Robert left Lucky with us for the afternoon. The x-rays showed a massive esophagus with ballooning in front of the heart that nearly filled the thorax’s front end.
“This is a classic picture of a persistent right aortic arch,” I said as I showed Robert the x-rays. “I have a recipe for you for a liquid diet. We need to feed Lucky this diet for 3 weeks. I will recheck him at that time. If he is gaining weight, we will schedule surgery.”
“Do we need to do anything else?” Robert asked.
“Lucky needs to eat in an elevated position, so it is easier for the liquid to flow into his stomach. Otherwise, it will settle into the bottom of this enlarged pocket in the esophagus. You need to rig up a platform for the food dish with a step for Lucky’s front feet, so he is standing almost straight up to eat and drink.”
“Has it been 3 weeks already?” I asked Robert. He was a different puppy. He was bright and alert and wagging his tail.
“Dixie says he has gained almost 5 pounds,” Robert said.
“It is amazing what happens when they stop vomiting everything,” I said. “Do you want to schedule surgery now? You know that it will end up making this guy a valuable pup.”
“We understand that,” Robert said. “We discussed it and decided we couldn’t just put him to sleep. We need another dog around the house, so we will sell the rest of the litter, and that will help reduce the expense of this surgery.”
The surgery went well. It was very similar to a PDA surgery without the stress of possible rupture of the ductus.
After collapsing a couple of lung lobes to all for an adequate working area, I ligated the ductus’ strap and severed it. I could see the esophagus expand at the point of the previous narrowing. Lucky was going to feel much better.
I placed a chest drain, and then, taking care to make sure the lungs were fully expanded, I closed the chest.
Following a couple of nerve blocks to control the pain in the chest wall, we recovered Lucky.
Lucky was up and around and not having any problems. There was no fluid in the chest drain. We should be able to pull it in the morning.
“Surgery went well, Robert. I would expect Lucky to improve every week. We’ll continue to feed him from an elevated position for the next six months, but with any kind of luck, he should be close to normal by then.”

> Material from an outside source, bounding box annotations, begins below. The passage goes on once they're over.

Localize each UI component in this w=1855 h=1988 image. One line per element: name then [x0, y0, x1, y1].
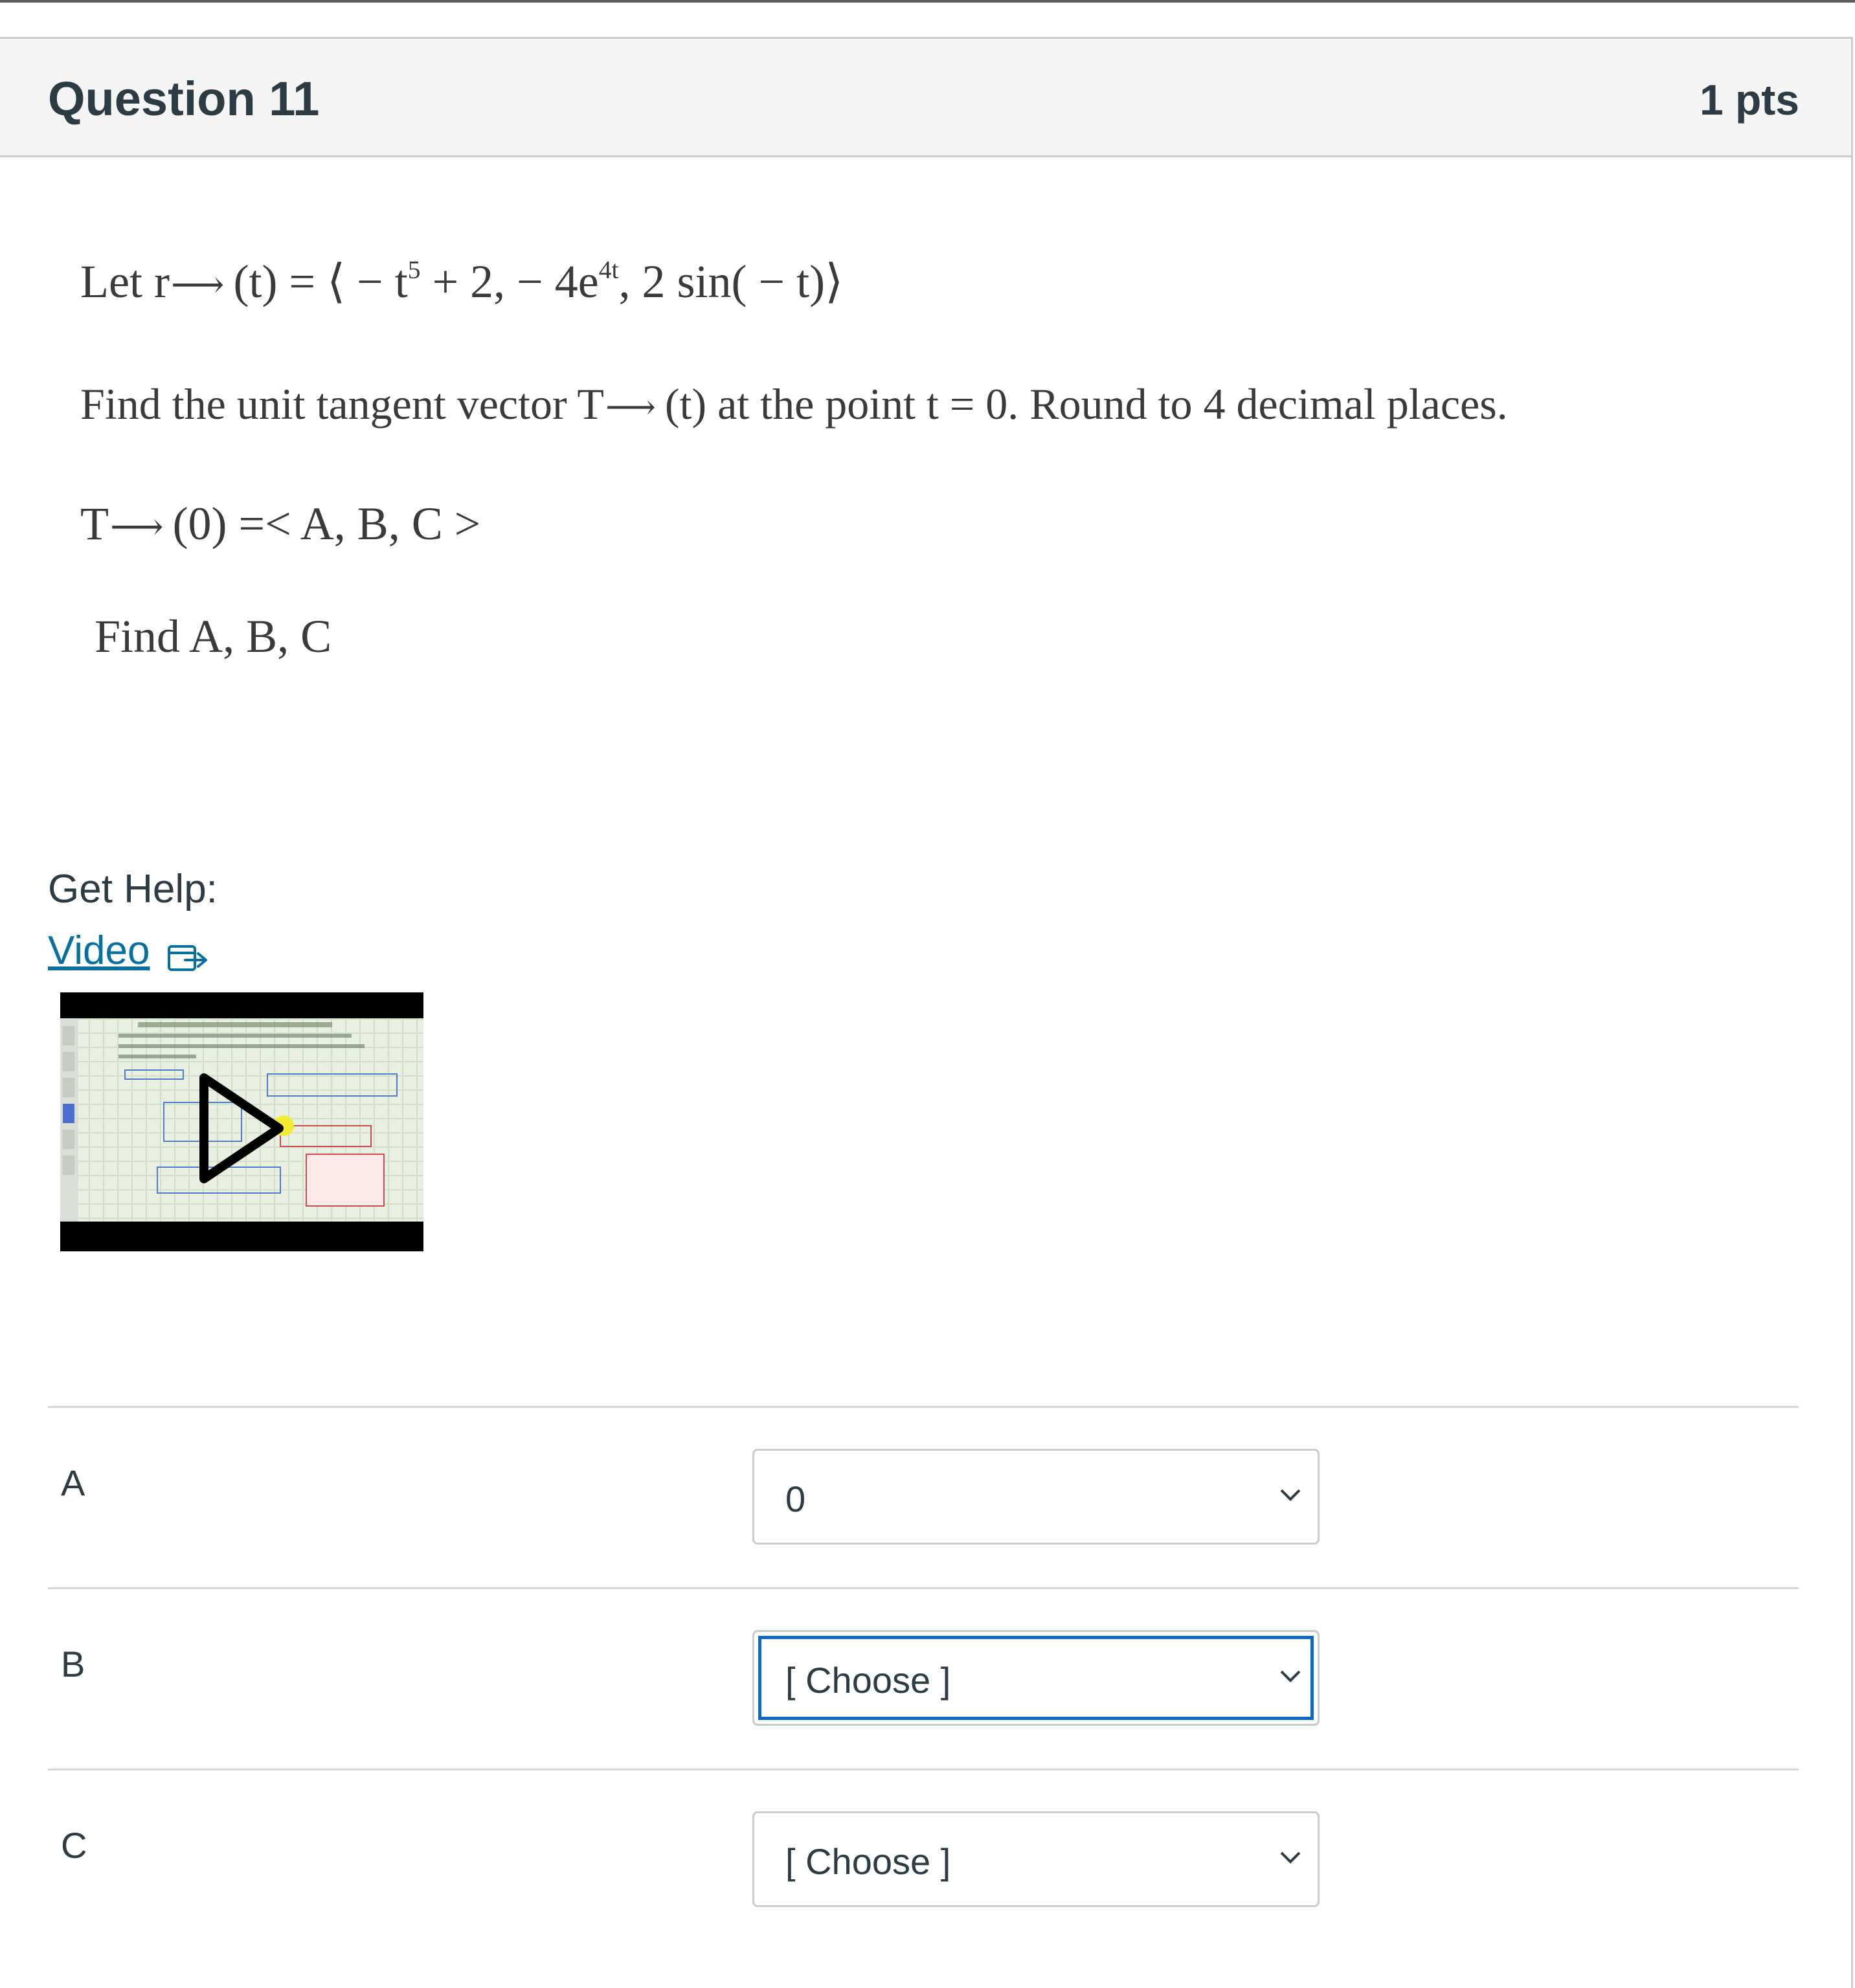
problem-instruction: Find the unit tangent vector T⟶ (t) at th…	[80, 379, 1508, 430]
selected-value: 0	[785, 1479, 806, 1519]
problem-vector-definition: Let r⟶ (t) = ⟨ − t5 + 2, − 4e4t, 2 sin( −…	[80, 254, 843, 309]
get-help-label: Get Help:	[48, 867, 218, 911]
line1-suffix: , 2 sin( − t)⟩	[618, 256, 844, 307]
top-rule	[0, 0, 1855, 3]
line1-prefix: Let r	[80, 256, 170, 307]
selected-value: [ Choose ]	[785, 1841, 951, 1882]
problem-answer-form: T⟶ (0) =< A, B, C >	[80, 497, 480, 551]
line2-suffix: (t) at the point t = 0. Round to 4 decim…	[664, 379, 1508, 429]
divider	[48, 1769, 1799, 1770]
answer-select-a[interactable]: 0	[752, 1449, 1320, 1545]
line1-mid: (t) = ⟨ − t	[233, 256, 408, 307]
chevron-down-icon	[1280, 1670, 1301, 1682]
chevron-down-icon	[1280, 1851, 1301, 1864]
line3-prefix: T	[80, 498, 109, 550]
divider	[48, 1587, 1799, 1589]
line2-prefix: Find the unit tangent vector T	[80, 379, 604, 429]
play-icon[interactable]	[196, 1070, 287, 1187]
problem-find: Find A, B, C	[95, 610, 332, 662]
exponent-4t: 4t	[598, 255, 619, 284]
answer-label-a: A	[61, 1462, 85, 1503]
vector-arrow: ⟶	[109, 507, 164, 548]
question-header: Question 11 1 pts	[0, 39, 1851, 157]
selected-value: [ Choose ]	[785, 1660, 951, 1701]
line3-suffix: (0) =< A, B, C >	[172, 498, 481, 550]
external-link-icon[interactable]	[167, 940, 210, 974]
video-link[interactable]: Video	[48, 928, 150, 974]
answer-select-b[interactable]: [ Choose ]	[752, 1630, 1320, 1726]
answer-select-c[interactable]: [ Choose ]	[752, 1811, 1320, 1907]
divider	[48, 1406, 1799, 1408]
vector-arrow: ⟶	[170, 265, 225, 306]
line1-mid2: + 2, − 4e	[420, 256, 599, 307]
video-thumbnail[interactable]	[60, 992, 423, 1251]
answer-label-c: C	[61, 1825, 87, 1866]
exponent-5: 5	[407, 255, 421, 284]
chevron-down-icon	[1280, 1489, 1301, 1501]
answer-label-b: B	[61, 1644, 85, 1684]
question-title: Question 11	[48, 72, 320, 126]
vector-arrow: ⟶	[605, 388, 656, 427]
question-points: 1 pts	[1699, 76, 1799, 124]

“When can he go home?” Robert asked.
“He needs to stay until we pull his chest drain. Things are looking real good at this point, and that will likely happen in the morning. I would expect him to be ready to go home anytime tomorrow afternoon.”
“I pulled the drain this morning, and he is acting like a new puppy,” I said as I allowed Lucky out of the kennel.
Lucky was dancing around Robert and jumping up. He was ready to go home.
“Besides watching that incision, I want you to continue feeding Lucky from an elevated platform and using the liquid diet until we get the sutures out in two weeks. If he is doing well, we will start blending some canned food in with the liquid. I have it all written out for you. If things are going well, we will change to canned food in a couple of months.”
“When can we start feeding him dry dog food?” Robert asked.
“We will see, maybe never. Maybe after a year if Lucky has no vomiting with canned food. The trouble with dry food is these dogs eat it so fast. It may stress his esophagus too much.”
Lucky continued to grow and caught up with his litter mates in no time. Eventually, he returned to a standard diet that included some dry dog food.
Lucky was indeed a lucky dog.
Photo by Josh Hild on Unsplash
3 thoughts on “The Lucky Dog”
Lucky was a good name for that little fellow, and you were a good surgeon, too.
And he was also lucky that he had loving owners who were willing to shell out on a small dog of whom they did not know if he’d survive.
Another good dog story…No tears with this one…But, I was worried as I started to read. Anyway, thanks for saving another pup..Good work sir.